The United States' largest auto insurer said Tuesday that it began complaining three years ago to Bridgestone/Firestone Inc. about an unusually high accident rate involving its Firestone brand tires and took its concerns to the government last year but never got a response.
Meanwhile, the number of accidents and traffic deaths associated with the tires Firestone is recalling continued to climb Tuesday, prompting some safety organizations to repeat demands for a broader recall of the company's light-truck and sport-utility tires.
The National Highway Traffic Safety Administration, which has been investigating the Firestone accidents since May 2, said it now has processed a total of 575 complaints, involving 54 deaths, that name various Firestone brand tires including the ATX, ATX II and Wilderness AT models being recalled.
A spokesman for State Farm Mutual Automobile Insurance said the insurer noticed as early as 1997 that Firestone tires were involved in an unusually high number of accidents and started complaining about the problem to the tire maker.
Bridgestone/Firestone declined to comment Tuesday on State Farm's allegations. But representatives of Ford Motor Co. -- whose SUVs and other light trucks used most of the estimated 6.5 million tires being recalled -- had said Sunday that they believed Firestone was aware as early as 1997 of a growing number of incidents involving tire tread separation.
State Farm spokesman Bill Sirola said that the insurer took its concerns to the government last year with a report to NHTSA but that the agency never responded.
That comment drew a blank at NHTSA, which has been criticized for not spotting the tire problem sooner.
"That's news to me," said Ken Weinstein, the agency's associate administrator for safety assurance
The disclosure by Bloomington, Ill.-based State Farm, which insures about 20 percent of the drivers in the United States, could provide more ammunition to consumer groups and personal-injury attorneys, who complain that Firestone, Ford and government investigators moved too slowly in dealing with the problem tires.

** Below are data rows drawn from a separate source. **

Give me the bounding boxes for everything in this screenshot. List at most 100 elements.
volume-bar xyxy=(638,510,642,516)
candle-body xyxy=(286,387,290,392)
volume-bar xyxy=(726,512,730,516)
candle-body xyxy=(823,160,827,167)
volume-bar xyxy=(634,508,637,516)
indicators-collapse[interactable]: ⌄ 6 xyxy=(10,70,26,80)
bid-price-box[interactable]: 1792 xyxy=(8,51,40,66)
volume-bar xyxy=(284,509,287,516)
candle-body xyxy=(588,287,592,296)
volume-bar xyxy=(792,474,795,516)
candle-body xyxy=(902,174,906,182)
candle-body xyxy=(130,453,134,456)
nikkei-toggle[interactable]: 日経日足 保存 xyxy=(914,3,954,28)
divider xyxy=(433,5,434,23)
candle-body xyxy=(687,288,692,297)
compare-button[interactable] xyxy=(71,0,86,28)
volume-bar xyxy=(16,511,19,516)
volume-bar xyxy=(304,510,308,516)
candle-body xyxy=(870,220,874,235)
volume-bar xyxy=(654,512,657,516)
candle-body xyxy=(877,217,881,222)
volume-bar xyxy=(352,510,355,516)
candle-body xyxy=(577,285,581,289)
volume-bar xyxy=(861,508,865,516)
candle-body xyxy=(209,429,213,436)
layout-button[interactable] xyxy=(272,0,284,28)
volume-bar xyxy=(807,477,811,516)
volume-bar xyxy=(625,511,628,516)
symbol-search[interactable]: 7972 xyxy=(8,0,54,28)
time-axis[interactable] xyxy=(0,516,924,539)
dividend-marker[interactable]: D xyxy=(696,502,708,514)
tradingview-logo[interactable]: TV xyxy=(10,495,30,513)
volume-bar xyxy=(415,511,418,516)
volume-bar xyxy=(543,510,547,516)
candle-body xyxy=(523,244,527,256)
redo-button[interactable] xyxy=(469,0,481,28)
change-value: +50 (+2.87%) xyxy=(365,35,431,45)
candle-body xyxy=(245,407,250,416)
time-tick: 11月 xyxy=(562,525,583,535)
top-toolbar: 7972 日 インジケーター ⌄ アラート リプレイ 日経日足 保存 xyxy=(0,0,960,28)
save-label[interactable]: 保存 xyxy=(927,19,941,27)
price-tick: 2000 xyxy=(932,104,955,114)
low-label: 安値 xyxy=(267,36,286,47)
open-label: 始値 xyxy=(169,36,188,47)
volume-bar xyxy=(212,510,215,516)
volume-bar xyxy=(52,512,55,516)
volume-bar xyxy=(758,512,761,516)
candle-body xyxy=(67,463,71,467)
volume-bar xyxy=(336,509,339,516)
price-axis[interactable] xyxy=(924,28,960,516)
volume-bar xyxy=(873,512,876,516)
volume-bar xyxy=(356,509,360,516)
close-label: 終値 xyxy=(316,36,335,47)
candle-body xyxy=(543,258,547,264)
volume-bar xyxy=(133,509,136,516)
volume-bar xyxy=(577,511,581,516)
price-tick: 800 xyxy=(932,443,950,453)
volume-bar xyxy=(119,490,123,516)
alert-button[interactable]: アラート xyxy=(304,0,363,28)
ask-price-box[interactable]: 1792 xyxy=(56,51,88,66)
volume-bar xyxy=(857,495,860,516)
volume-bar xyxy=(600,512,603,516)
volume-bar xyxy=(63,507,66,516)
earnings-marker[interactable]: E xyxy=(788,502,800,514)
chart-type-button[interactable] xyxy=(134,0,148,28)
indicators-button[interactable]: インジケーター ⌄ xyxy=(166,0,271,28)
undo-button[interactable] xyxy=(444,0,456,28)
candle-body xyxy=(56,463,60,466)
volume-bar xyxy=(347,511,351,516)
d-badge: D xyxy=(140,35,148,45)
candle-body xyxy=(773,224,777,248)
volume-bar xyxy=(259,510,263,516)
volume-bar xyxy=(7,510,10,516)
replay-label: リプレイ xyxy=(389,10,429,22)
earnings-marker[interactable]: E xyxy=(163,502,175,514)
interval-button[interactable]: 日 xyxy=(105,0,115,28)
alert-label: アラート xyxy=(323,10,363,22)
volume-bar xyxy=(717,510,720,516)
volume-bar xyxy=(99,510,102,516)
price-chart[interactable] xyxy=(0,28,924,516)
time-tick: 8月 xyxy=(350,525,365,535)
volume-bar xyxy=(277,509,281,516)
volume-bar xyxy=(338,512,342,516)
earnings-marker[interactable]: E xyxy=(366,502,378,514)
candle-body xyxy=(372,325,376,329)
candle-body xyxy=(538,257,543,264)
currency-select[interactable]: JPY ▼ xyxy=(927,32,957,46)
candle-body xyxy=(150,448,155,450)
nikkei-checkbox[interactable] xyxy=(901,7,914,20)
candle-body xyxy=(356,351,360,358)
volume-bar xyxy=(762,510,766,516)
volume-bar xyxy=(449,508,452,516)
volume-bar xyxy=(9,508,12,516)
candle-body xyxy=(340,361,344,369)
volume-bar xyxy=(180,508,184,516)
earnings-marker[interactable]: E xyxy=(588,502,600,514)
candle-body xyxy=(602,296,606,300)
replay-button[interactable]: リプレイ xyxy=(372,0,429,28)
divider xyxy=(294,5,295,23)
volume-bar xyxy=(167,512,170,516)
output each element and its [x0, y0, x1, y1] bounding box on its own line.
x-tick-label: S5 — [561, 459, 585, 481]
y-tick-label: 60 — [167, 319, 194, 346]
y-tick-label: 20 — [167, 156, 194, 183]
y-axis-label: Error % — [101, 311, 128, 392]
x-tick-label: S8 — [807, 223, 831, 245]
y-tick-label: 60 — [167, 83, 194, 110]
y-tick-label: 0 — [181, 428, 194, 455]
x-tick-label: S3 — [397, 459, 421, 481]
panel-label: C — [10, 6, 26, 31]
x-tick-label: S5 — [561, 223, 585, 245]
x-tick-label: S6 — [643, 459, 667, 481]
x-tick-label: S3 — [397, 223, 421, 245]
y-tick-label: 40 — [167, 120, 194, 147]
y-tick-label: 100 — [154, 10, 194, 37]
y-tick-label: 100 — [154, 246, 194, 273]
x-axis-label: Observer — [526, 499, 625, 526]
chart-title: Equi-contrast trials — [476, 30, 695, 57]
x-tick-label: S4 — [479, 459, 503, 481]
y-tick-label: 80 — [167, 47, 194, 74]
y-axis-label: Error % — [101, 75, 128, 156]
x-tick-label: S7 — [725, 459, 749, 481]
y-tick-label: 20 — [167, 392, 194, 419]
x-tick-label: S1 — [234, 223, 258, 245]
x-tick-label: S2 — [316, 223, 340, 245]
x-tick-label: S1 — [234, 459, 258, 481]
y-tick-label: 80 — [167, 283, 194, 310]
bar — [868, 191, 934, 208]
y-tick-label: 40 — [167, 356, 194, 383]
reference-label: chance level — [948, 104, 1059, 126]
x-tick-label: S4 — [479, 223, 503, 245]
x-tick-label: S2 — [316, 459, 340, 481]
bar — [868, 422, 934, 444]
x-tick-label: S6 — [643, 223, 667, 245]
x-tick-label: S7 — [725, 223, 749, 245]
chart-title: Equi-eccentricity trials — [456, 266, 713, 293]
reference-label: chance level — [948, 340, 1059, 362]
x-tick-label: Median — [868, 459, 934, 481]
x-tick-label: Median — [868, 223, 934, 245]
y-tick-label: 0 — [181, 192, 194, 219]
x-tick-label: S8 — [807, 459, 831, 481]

"This is yet another source of information that should have alerted Firestone," said Washington attorney Gary Mason, who is trying to organize a class-action suit on behalf of Ford Explorer owners.
Most of the tires subject to the recall were installed as original-equipment tires on 1991 and later Ford Explorers as well as on various models of Ford F-150 pickups, Mercury Mountaineers, Mazda Navajo SUVs and Ford Ranger and Mazda B-Series mini-pickups.